Unter all dem Vergnügen, das Ma bereitet, lauert aber auch eine pädagogisch wertvolle Message, die dann wiederum bestens zum Regisseur von The Help passt: Sei vorsichtig bei dem, was du postest, vertraue niemandem, trinke keine Getränke aus Gläsern, die du nicht selbst dort hinein gegossen hast (aus selbst geöffneten Flaschen, versteht sich). Aber auch: Sei nicht zu angepasst, pfeif auf den Gruppenzwang und sei vor allem nett zu anderen. Denn es könnte dir eines Tages nützlich sein.

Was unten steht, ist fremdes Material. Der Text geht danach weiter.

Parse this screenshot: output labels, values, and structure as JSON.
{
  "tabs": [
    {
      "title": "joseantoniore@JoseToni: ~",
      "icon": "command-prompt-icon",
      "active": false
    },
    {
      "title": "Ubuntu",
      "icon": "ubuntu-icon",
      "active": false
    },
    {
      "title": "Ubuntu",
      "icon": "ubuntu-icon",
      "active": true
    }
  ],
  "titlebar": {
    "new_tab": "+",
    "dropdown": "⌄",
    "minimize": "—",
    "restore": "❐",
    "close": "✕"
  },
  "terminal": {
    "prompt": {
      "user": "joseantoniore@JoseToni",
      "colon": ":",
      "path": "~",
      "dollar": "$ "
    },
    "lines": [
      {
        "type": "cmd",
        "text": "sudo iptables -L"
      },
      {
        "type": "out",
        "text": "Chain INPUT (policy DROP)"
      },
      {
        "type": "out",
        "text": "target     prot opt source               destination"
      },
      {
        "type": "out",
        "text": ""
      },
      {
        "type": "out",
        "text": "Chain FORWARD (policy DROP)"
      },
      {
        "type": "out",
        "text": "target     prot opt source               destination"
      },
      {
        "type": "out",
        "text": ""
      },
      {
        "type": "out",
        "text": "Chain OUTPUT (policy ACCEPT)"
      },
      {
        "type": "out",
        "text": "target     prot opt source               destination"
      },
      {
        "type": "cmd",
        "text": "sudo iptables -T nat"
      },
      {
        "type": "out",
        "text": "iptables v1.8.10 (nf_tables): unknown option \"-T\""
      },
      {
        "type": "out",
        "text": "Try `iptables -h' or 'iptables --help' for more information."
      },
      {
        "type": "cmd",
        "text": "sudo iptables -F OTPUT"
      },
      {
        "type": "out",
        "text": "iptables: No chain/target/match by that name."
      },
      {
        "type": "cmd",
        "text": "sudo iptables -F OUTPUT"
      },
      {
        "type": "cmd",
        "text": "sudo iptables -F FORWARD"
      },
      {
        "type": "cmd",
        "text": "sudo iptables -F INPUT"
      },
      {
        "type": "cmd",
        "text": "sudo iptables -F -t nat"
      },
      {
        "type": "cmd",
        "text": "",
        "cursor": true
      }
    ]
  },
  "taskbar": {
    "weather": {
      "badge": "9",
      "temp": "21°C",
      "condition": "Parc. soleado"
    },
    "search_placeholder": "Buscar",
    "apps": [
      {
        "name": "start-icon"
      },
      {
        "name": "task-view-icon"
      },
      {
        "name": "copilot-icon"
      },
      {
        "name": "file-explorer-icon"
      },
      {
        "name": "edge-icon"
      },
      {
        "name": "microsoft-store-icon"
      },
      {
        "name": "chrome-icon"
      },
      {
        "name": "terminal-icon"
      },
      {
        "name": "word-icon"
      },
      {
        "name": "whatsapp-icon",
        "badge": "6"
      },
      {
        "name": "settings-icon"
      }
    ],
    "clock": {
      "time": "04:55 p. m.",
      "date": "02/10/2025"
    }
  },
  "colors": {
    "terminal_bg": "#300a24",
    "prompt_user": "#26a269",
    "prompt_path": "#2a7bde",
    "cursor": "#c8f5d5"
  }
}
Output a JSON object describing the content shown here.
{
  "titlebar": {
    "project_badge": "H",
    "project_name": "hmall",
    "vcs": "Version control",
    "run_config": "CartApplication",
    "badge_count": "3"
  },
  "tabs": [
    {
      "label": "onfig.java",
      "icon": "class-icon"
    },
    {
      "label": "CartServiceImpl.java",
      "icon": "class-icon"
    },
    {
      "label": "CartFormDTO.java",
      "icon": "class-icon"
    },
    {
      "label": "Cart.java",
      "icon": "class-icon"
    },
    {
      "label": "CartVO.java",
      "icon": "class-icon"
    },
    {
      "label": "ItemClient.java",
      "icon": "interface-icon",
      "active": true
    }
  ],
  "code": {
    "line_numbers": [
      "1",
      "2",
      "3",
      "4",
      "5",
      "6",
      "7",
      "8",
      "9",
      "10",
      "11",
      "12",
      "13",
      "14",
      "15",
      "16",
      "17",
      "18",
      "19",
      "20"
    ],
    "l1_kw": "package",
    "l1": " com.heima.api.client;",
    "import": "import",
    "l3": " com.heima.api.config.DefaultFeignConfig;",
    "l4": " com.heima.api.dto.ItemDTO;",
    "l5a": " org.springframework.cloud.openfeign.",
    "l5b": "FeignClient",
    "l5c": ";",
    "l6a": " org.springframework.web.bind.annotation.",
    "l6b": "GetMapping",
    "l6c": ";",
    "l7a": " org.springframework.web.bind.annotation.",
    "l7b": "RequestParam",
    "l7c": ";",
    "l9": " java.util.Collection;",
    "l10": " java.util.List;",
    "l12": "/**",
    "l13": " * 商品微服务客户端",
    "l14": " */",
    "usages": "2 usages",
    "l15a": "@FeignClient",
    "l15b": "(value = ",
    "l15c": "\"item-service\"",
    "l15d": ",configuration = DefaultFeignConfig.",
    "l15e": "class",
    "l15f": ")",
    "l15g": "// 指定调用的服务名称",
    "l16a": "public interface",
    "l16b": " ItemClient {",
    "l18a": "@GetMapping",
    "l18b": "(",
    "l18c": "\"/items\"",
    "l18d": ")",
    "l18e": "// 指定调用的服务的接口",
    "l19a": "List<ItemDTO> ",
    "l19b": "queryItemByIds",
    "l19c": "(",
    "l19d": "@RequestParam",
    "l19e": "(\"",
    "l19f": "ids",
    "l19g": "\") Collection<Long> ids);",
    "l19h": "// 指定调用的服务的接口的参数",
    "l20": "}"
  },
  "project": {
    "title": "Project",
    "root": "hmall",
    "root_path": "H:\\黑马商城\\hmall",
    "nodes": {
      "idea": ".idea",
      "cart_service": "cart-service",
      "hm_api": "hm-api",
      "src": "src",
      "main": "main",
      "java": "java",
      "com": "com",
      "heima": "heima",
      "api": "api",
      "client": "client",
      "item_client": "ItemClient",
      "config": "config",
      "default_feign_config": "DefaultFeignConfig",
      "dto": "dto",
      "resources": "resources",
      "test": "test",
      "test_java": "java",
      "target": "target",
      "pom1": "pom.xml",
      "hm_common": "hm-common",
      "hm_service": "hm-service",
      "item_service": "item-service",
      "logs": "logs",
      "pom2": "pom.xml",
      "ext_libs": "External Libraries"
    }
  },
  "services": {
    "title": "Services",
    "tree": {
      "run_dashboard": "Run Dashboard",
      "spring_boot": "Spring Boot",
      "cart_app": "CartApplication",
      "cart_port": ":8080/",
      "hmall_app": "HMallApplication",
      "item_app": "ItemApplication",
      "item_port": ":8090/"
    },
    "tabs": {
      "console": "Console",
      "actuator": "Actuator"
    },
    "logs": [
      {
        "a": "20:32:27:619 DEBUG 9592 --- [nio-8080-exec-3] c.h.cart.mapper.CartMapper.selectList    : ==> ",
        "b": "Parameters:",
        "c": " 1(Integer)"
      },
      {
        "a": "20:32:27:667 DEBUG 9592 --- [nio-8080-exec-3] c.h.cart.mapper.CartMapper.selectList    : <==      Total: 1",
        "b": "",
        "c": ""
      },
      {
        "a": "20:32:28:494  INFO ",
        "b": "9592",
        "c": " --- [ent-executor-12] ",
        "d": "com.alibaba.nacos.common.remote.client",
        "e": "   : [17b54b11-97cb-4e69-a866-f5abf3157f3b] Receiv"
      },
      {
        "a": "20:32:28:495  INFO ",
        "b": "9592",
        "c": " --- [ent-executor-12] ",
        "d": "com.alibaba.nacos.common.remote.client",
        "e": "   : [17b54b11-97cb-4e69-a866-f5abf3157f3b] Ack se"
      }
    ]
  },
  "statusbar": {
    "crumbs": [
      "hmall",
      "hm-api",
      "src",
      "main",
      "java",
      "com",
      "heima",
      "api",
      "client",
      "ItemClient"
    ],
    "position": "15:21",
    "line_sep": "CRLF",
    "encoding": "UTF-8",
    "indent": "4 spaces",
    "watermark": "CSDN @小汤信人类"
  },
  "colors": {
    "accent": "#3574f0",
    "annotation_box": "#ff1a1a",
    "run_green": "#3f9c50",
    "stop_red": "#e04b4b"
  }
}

Das Moralinsaure des Films passt zum märchenhaften Setting vom abgelegenen Haus im Wald mit seinem dunklen Geheimnis, zum Wolf im Schafspelz und den naiven Opfern, die sich verführen lassen. Und wie alle Märchen ist auch Ma mit seiner offensichtlichen Botschaft leicht zu durchschauen. Am Ende wird die alte Ordnung dann noch durch einen ziemlich brutalen Twist wieder hergestellt, der zitiert, wie viele Märchen enden – mit einer gefährlichen Note, denn hier wird die Schwarze zum Wohle der Gemeinschaft geopfert. Aber immerhin durfte die Schwarze hier mal wieder die Böse sein. Tate Taylor emanzipiert sich in seinem Film von den positiven Rassenklischees und ebnet nun den Weg eines Erzählens, das in ferner Zukunft tatsächlich vorurteilsfreie und unaufgeregte Diversity beinhalten könnte.